DOCERIA

Difícil não te ver diante das vitrines de doces. Sei que não estás lá, mas e daí? Cada brigadeiro, torta com cobertura de creme de leite ou guloseimas mil chamam pelo teu nome.

Eu também!

Em vão, fico pensando o que escolherias hoje: será que mousse de maracujá ou sorvete de sonho de valsa?

O atendente sente a tua falta e questiona (sempre íamos juntos). Desconverso. Ele percebe, dissimula e continua limpando o balcão de vidro.

Agora, te vejo comendo uma coxinha, comentando sobre a massa e tomando uma Coca light (é o medo dos quilinhos a mais. Besteira! Sabes da tua perfeição).

Finalmente, escolho uma empada de camarão, uma fatia de torta de chocolate e uns bem-casados. “Pra viagem, por favor”.

É fim de tarde.

No caixa, pago os produtos com uma nota de 20 reais, verificada sob a luz pelo cidadão sóbrio e de óculos fundo de garrafa.

“Volte sempre!”, disse ao entregar o troco.

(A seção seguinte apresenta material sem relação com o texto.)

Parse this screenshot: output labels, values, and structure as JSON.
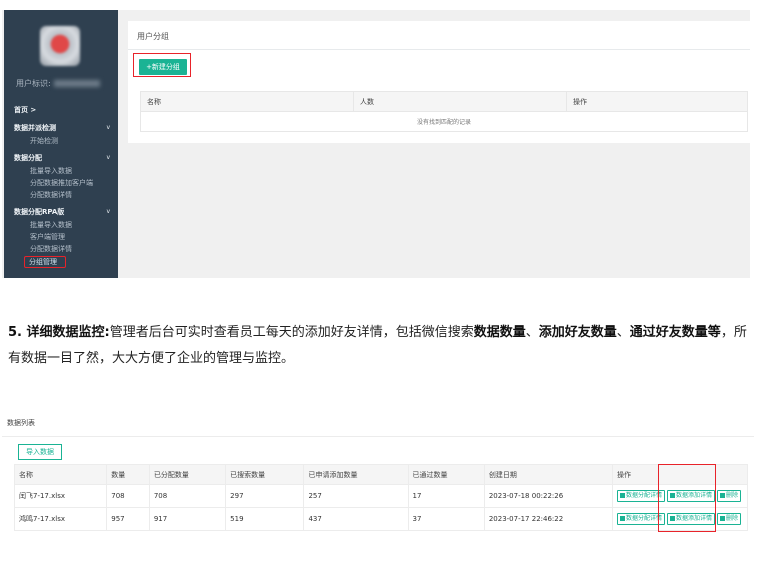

Talvez nunca mais eu volte.

Fui ver se estavas lá. Não te encontrei.

Onde andarás?

Em outra doceria? Ou numa loja de roupas, vendo as últimas novidades da moda?

Eu estou aqui. Caminhando pela rua, passos parcos, comedidos.

Minha cena até parece de um filme antigo, talvez, anos 70. Só falta “Love is blue”, do Paul Mauriat, como trilha sonora.

O lanche comerei em casa. Talvez nem coma. Ultimamente, não tenho tido fome, nem sede, muito menos sono.

Aceno para o taxista.

“Avenida Central”, digo ao entrar. “Pode deixar”.

Na metade do caminho, peço ao taxista que pare. A lua já se mostra linda, nua e cheia, e eu não tenho pressa: ninguém espera por mim. Aliás, tu não esperas mais por mim.

Um mendigo, na marquise de uma loja já fechada, estende a mão:

“Uma esmola, pelo amor de Deus”!

Sem pensar no que estou fazendo, paro, sento-me ao seu lado, abro o embrulho dos lanches e divido com o mendigo o que, na verdade, gostaria de estar comendo contigo. Por que me sentei ali? Acaso estou mendigando também?

Levanto-me, vou embora, mas logo, o ímpeto guerreiro se esvai como água e espuma pelo ralo. Não estou mendigando nada, simplesmente tu fazes uma enorme falta.

Estou na terça à noite: era o dia do cinema. Talvez um filme legal nos distraísse. Nas cenas sem graça, costumávamos nos beijar.

É. Vou ter que me contentar com o Casseta & Planeta.

Em casa, tudo por arrumar: a sala, a cozinha e sua pia cheia de pratos, meu quarto, meu coração... Contas a pagar sobre o criado mudo. Dívidas a mim mesmo que nem sei como pagar.

Troco de roupa: um pijama azul escuro passa a ser minha carapaça.

Um travesseiro branco vai ao encontro do tapete. Deito-me ao chão e espero o sono chegar. Nem chega o sonho, nem tu voltas mais.

No aquário, um peixe faz bolhas que me lembram os pensamentos das revistas em quadrinhos. Em que pensarias agora?

Graças a Deus, o sono me chega às onze da noite. Poderei sossegar. Pelo menos até as três, quando acordo, acendo a luz e vejo “teu retrato na estante”, sorrindo pra mim. Por que não sorris mais aqui, comigo?

Tem sido assim desde que foste embora. E será assim até que voltes. Ou que eu ponha outro alguém no teu lugar. E isto me é muito difícil de conceber.